American "advisers" and troops are a common sight on and just behind the front line and at forward command bases, assisting and advising their Iraqi counterparts.
But, as Lt Col Hawbaker readily acknowledges, American soldiers - so-called "boots on the ground" - are seeing action where it is deemed appropriate.
At the base I visited a few kilometres back from the western edge of Mosul, huge American artillery pieces fired shells at IS positions in and around the besieged city.
The day before, the gunners told me, they'd had the busiest period yet in this conflict, lobbing hundreds of shells at distinctive targets picked out by their own spotters and much more sophisticated "eyes in the sky", or surveillance drones.

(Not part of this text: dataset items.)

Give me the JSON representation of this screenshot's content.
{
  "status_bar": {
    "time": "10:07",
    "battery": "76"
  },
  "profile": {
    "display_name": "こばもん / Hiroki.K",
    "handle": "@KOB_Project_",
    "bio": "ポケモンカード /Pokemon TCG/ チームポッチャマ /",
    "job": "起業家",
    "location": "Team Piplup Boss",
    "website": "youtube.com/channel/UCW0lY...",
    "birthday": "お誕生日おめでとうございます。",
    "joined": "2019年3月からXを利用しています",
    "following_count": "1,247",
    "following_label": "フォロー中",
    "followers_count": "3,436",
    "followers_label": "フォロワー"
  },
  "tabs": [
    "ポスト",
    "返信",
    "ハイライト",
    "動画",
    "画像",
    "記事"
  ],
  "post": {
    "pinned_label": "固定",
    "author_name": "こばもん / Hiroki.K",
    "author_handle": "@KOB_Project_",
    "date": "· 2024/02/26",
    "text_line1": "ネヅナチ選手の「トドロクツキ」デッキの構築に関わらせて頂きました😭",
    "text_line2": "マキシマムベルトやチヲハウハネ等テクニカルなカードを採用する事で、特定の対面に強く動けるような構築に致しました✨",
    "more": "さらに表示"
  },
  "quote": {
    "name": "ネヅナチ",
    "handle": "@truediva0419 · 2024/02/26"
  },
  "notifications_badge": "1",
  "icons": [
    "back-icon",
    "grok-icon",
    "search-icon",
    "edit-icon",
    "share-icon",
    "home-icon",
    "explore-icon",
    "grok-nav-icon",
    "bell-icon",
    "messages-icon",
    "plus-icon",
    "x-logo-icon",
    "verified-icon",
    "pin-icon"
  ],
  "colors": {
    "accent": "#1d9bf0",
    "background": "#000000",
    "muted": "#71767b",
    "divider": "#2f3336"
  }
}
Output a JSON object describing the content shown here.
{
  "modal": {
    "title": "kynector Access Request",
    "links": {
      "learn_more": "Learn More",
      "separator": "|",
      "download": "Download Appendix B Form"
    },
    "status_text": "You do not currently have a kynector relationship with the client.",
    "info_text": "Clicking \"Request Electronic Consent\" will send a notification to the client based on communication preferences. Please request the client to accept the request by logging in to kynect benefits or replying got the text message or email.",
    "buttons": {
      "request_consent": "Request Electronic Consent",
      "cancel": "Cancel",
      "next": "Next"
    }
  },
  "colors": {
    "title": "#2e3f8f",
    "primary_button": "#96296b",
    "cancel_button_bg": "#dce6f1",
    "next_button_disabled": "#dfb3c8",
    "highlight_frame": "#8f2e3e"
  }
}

The state of the art US weaponry will be of less use as the battle moves into the narrow, winding streets of Mosul itself.
On the first day of real fighting inside the western zone, government troops reported encountering "dozens" of booby-trapped car bombs. Some of them were successfully defused but others exploded, killing and wounded several Iraqi soldiers.
It's also thought that, in another example of drones adapted for urban warfare, IS militants are using the small aircraft to guide suicide car bombers to their targets.
Amid the chaos and mayhem, Mosul's civilian residents are being exposed to unimaginable daily horrors.
American and Iraqi generals say the fighting will be "house-to-house" in buildings where IS militants have deliberately placed themselves among the civilian population and in which they have constructed an elaborate network of tunnels to move themselves and their weapons.
Outside the city, aid workers wait nervously. The UN refugee agency is building new camps, just to the south, preparing to receive as many as 250,000 internally displaced people.
The real concern, as one UN aid official told me, is that most of the population won't able to escape, that they'll be trapped inside Mosul until the fighting finishes, the guns fall silent and Islamic State is defeated.